Basic Mechanical Properties of Wet Granular Materials: A DEM Study

Numerical simulations, by the discrete element method (DEM), of a model granular assembly, made of spherical balls, are used to investigate the influence of a small amount of an interstitial wetting liquid, forming capillary bridges between adjacent particles, on two basic aspects of granular material rheology: (1) the plastic response in isotropic compression, and (2) the critical state under monotonic shear strain, and its generalization to steady, inertial flow. Tensile strength $F_0=\pi \mathrm{\Gamma }a$, in contacts between beads of diameter $a$ joined by a small meniscus of a liquid with surface tension $\mathrm{\Gamma }$, introduces a new force scale and a new dimensionless control parameter, $P^{*}=a^{2}P/F_0$, for grains of diameter $a$ under confining stress $P$. Under low $P^{*}$, as cohesion dominates, capillary cohesion may stabilize very loose structures. Upon increasing pressure $P$ in isotropic compression, such structures gradually collapse.
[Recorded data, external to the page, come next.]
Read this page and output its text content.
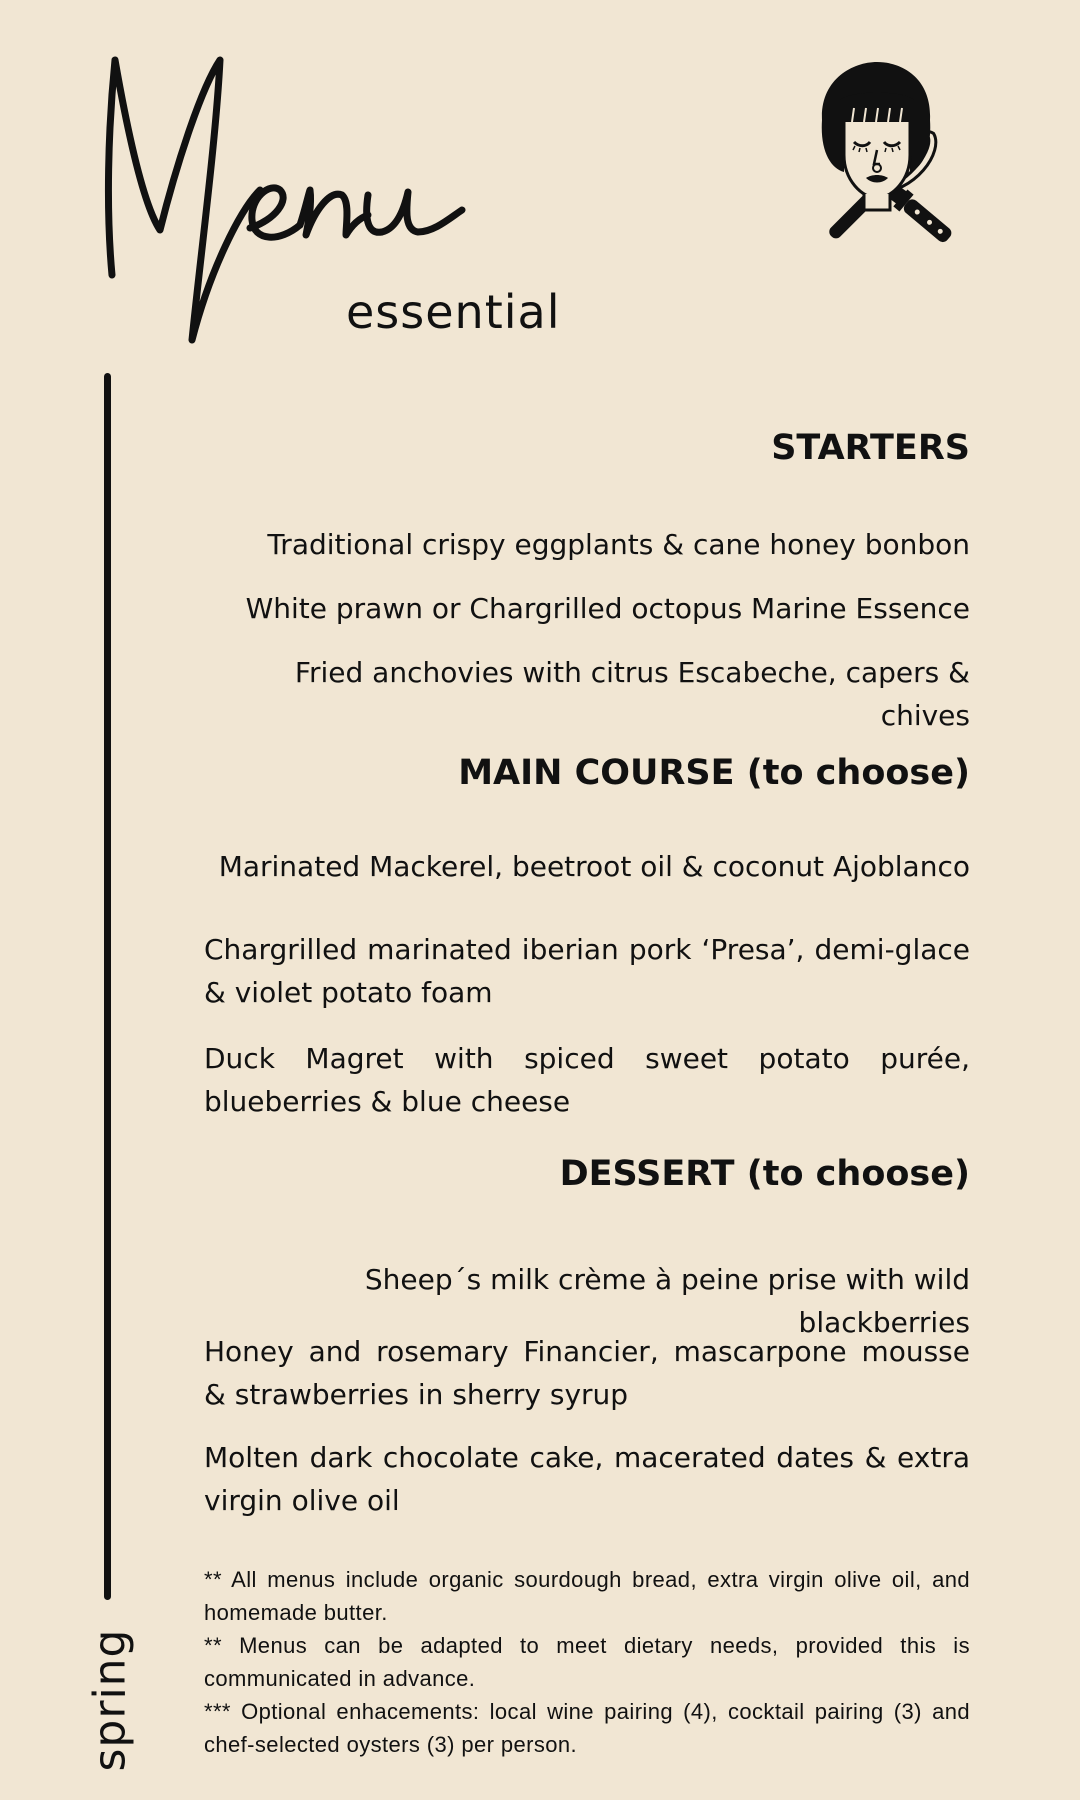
essential
spring
STARTERS

Traditional crispy eggplants & cane honey bonbon

White prawn or Chargrilled octopus Marine Essence

Fried anchovies with citrus Escabeche, capers & chives

MAIN COURSE (to choose)

Marinated Mackerel, beetroot oil & coconut Ajoblanco

Chargrilled marinated iberian pork ‘Presa’, demi-glace & violet potato foam

Duck Magret with spiced sweet potato purée, blueberries & blue cheese

DESSERT (to choose)

Sheep´s milk crème à peine prise with wild blackberries

Honey and rosemary Financier, mascarpone mousse & strawberries in sherry syrup

Molten dark chocolate cake, macerated dates & extra virgin olive oil

** All menus include organic sourdough bread, extra virgin olive oil, and homemade butter.

** Menus can be adapted to meet dietary needs, provided this is communicated in advance.

*** Optional enhacements: local wine pairing (4), cocktail pairing (3) and chef-selected oysters (3) per person.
The resulting irreversible compaction is well described by the classical linear relation between $\log P^{*}$ and void ratio in some range, until a dense structure forms that retains its stability without cohesion as confinement dominates for large $P^{*}$. In steady shear flow, with uniform velocity gradient $\dot{\gamma }=\partial v_1/\partial x_2$ under normal stress $P={\sigma }_{22}$, the apparent internal friction coefficient, which is defined as ${\mu }^{*}={\sigma }_{12}/{\sigma }_{22}$, depends on $P^{*}$ and inertial number (reduced shear rate) $I=\dot{\gamma }\sqrt{m/aP}$, and so does solid fraction $\mathrm{\Phi }$. The material exhibits, as $P^{*}$ decreases, a strongly enhanced resistance to shear (larger ${\mu }^{*}$). In the quasistatic limit, for $I\to 0$, it is roughly predicted by a simple effective pressure assumption by which the capillary forces are deemed equivalent to an isotropic pressure increase applied to the dry material as long as $P^{*}\ge 1$, while the yield criterion approximately assumes the Mohr-Coulomb form. At lower $P^{*}$, such models tend to break down as liquid bonding, causing connected clusters to survive over significant strain intervals, strongly influences the microstructure. Systematic shear banding is observed at very small $P^{*}$.